Mais heureusement, ici, il y a Miou-Miou. Elle sauve tout le film, en petite amie douce et cash, attentionnée et honnête, malicieuse et joueuse. Loin de son personnage des Valseuses, elle insuffle un féminisme subtil dans cette histoire « entre couilles ». « Je t’aime parce que tu parles pas des filles comme si c’était des bouts de viande » rappelle-t’elle à Perrin, qui a mis 15 jours pour l’embrasser et qui a pleuré après lui avoir fait l’amour la première fois. On voit bien que l’amour est la seule valeur valable en ce bas monde. Et que la jalousie, comme dans La cavale des fous, n’est pas bonne une bonne compagne.
L’actrice hérite de la plus belle scène du film. Son audition est un grand moment #metoo avant l’heure. Elle doit lire L’école des femmes de Molière, une tirade où elle déclare sa flamme à l’homme aimé, qui n’a rien d’un viriliste. Elle est nue. Exhibitionnisme forcé. Elle en pleure, tant tout cela est impudique. Elle est saccagée par cette violence sourde, devant deux hommes aux intentions antagonistes. De ce voyeurisme naît un malaise palpable que l’actrice traduit parfaitement. On aura tout vu de son corps, mais en fait on ne voit rien de ce qui détruit une femme. C’est bien son regard, le miroir de l’âme, qui captive, et non pas la femme réduite à un vagin, comme le voudrait le producteur de films X.
Si bien que le drame romantique l’emporte sur tout le reste, avec, en apothéose, un épilogue où les sentiments noient les affects sordides de chacun.
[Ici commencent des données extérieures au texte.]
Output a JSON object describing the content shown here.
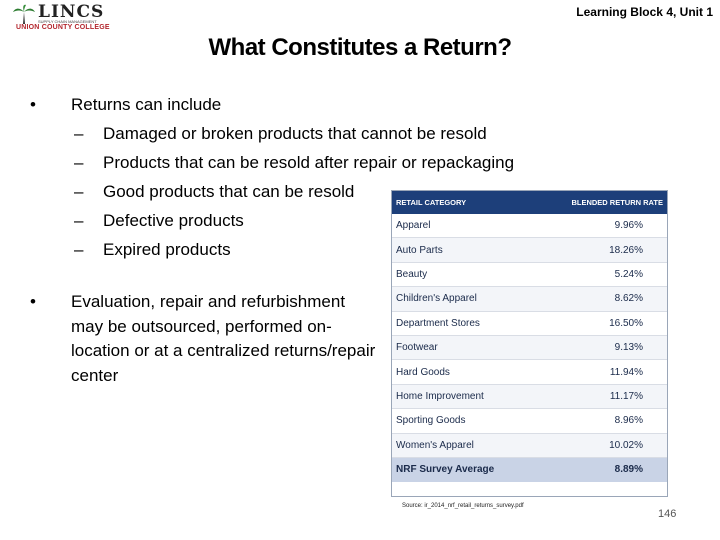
{
  "logo": {
    "name": "LINCS",
    "tagline": "SUPPLY CHAIN MANAGEMENT",
    "college": "UNION COUNTY COLLEGE"
  },
  "header": {
    "course_label": "Learning Block 4, Unit 1"
  },
  "slide": {
    "title": "What Constitutes a Return?",
    "bullet1": {
      "text": "Returns can include",
      "sub_items": [
        "Damaged or broken products that cannot be resold",
        "Products that can be resold after repair or repackaging",
        "Good products that can be resold",
        "Defective products",
        "Expired products"
      ]
    },
    "bullet2": {
      "text": "Evaluation, repair and refurbishment may be outsourced, performed on-location or at a centralized returns/repair center"
    },
    "bullet_marker": "•",
    "dash_marker": "–"
  },
  "return_table": {
    "col_category": "RETAIL CATEGORY",
    "col_rate": "BLENDED RETURN RATE",
    "rows": [
      {
        "category": "Apparel",
        "rate": "9.96%"
      },
      {
        "category": "Auto Parts",
        "rate": "18.26%"
      },
      {
        "category": "Beauty",
        "rate": "5.24%"
      },
      {
        "category": "Children's Apparel",
        "rate": "8.62%"
      },
      {
        "category": "Department Stores",
        "rate": "16.50%"
      },
      {
        "category": "Footwear",
        "rate": "9.13%"
      },
      {
        "category": "Hard Goods",
        "rate": "11.94%"
      },
      {
        "category": "Home Improvement",
        "rate": "11.17%"
      },
      {
        "category": "Sporting Goods",
        "rate": "8.96%"
      },
      {
        "category": "Women's Apparel",
        "rate": "10.02%"
      }
    ],
    "footer": {
      "category": "NRF Survey Average",
      "rate": "8.89%"
    }
  },
  "source": "Source: ir_2014_nrf_retail_returns_survey.pdf",
  "page_number": "146"
}
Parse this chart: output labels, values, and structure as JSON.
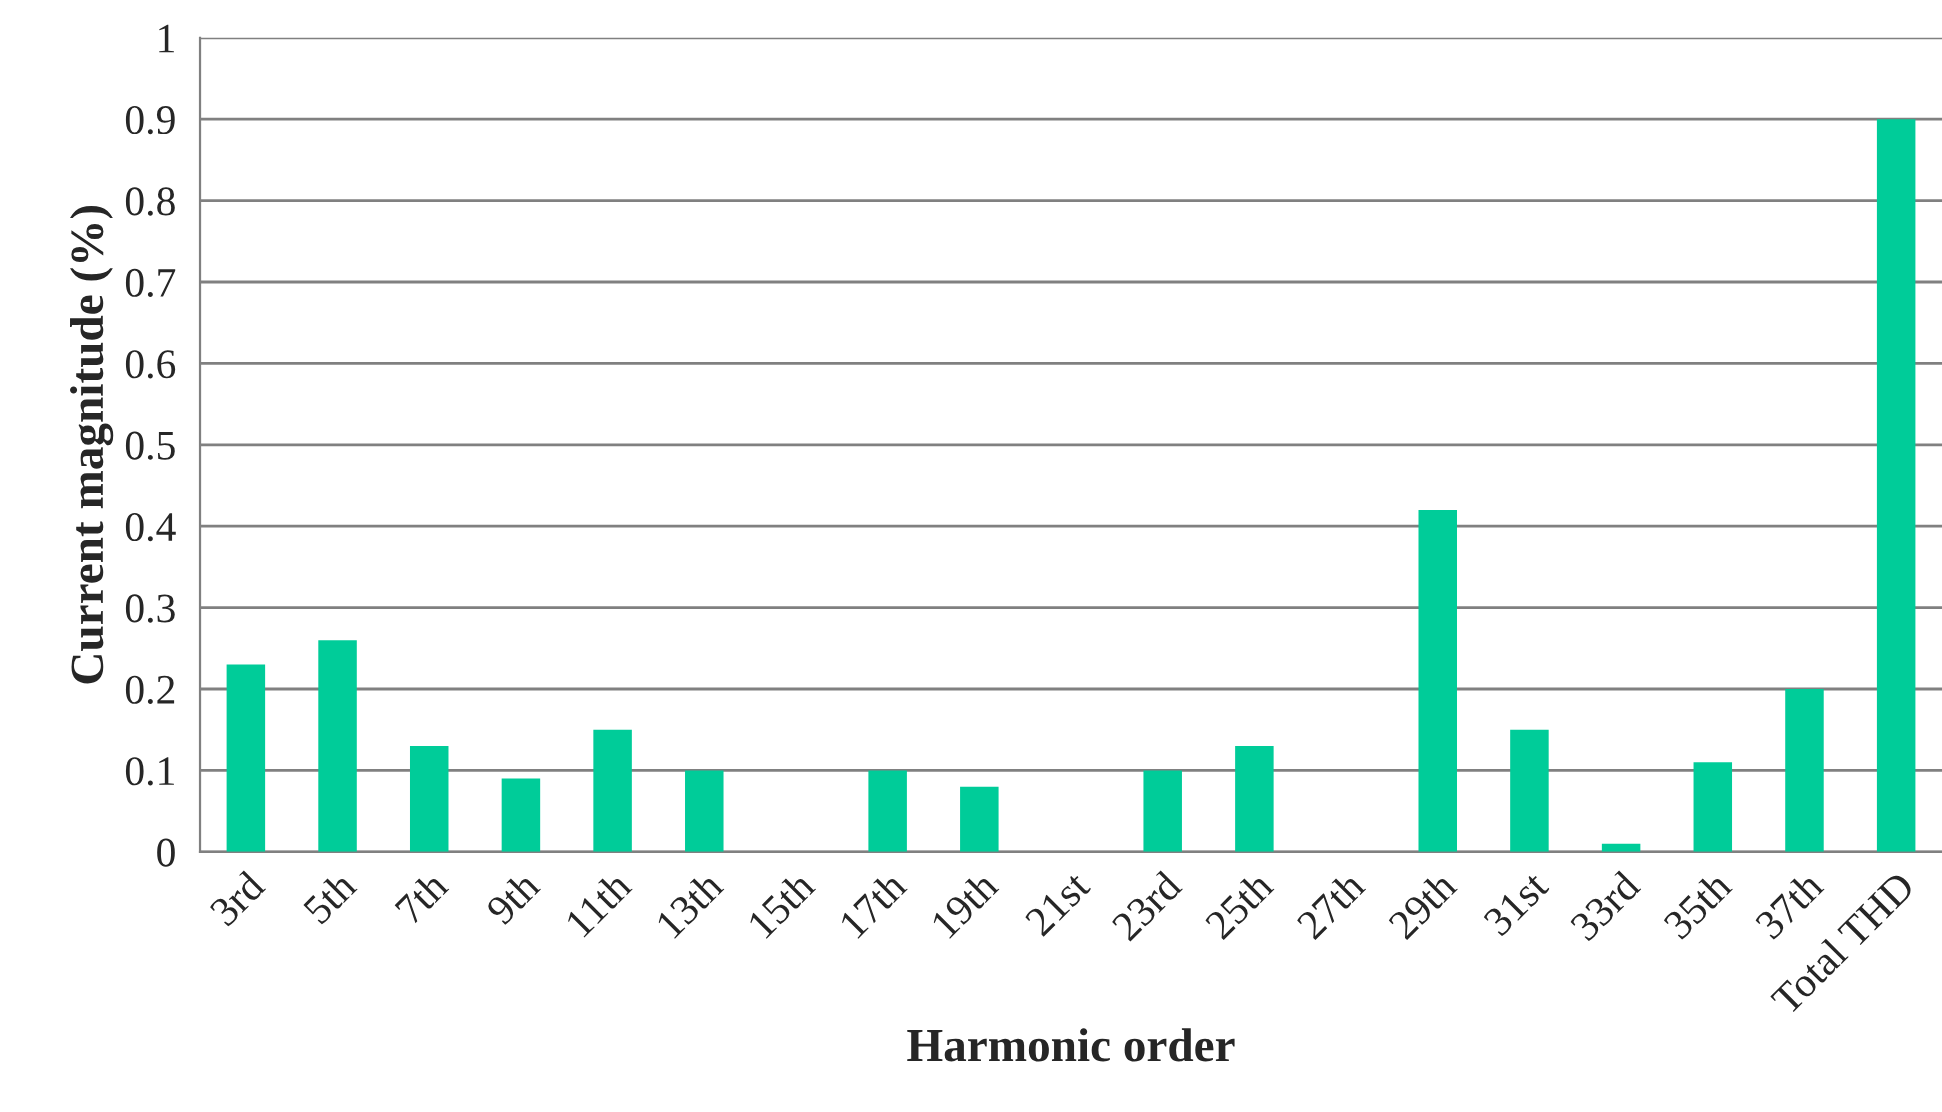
{
  "chart_data": {
    "type": "bar",
    "xlabel": "Harmonic order",
    "ylabel": "Current magnitude (%)",
    "categories": [
      "3rd",
      "5th",
      "7th",
      "9th",
      "11th",
      "13th",
      "15th",
      "17th",
      "19th",
      "21st",
      "23rd",
      "25th",
      "27th",
      "29th",
      "31st",
      "33rd",
      "35th",
      "37th",
      "Total THD"
    ],
    "values": [
      0.23,
      0.26,
      0.13,
      0.09,
      0.15,
      0.1,
      0,
      0.1,
      0.08,
      0,
      0.1,
      0.13,
      0,
      0.42,
      0.15,
      0.01,
      0.11,
      0.2,
      0.9
    ],
    "color": "#00cc99",
    "ylim": [
      0,
      1
    ],
    "yticks": [
      0,
      0.1,
      0.2,
      0.3,
      0.4,
      0.5,
      0.6,
      0.7,
      0.8,
      0.9,
      1
    ],
    "grid": "y"
  }
}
Avec ces trois films, Pierre Richard est finalement confronté à un monde moderne qui ne lui convient jamais. Comme dans Les malheurs d’Alfred, ce qui le sauve de la noyade, c’est l’amitié et l’amour. La tête dans les nuages et la folie douce en fuite sont ses carburants pour ne pas regarder frontalement une réalité pas si joyeuse. On a souvent louangé l’acteur pour son jeu à la Buster Keaton. À raison. Mais, avec ces trois films si différents, il dévoile surtout sa proximité avec James Stewart. Timbré, comme tout le monde, mais déterminé à chercher un peu de lumière dans ce monde dérangé.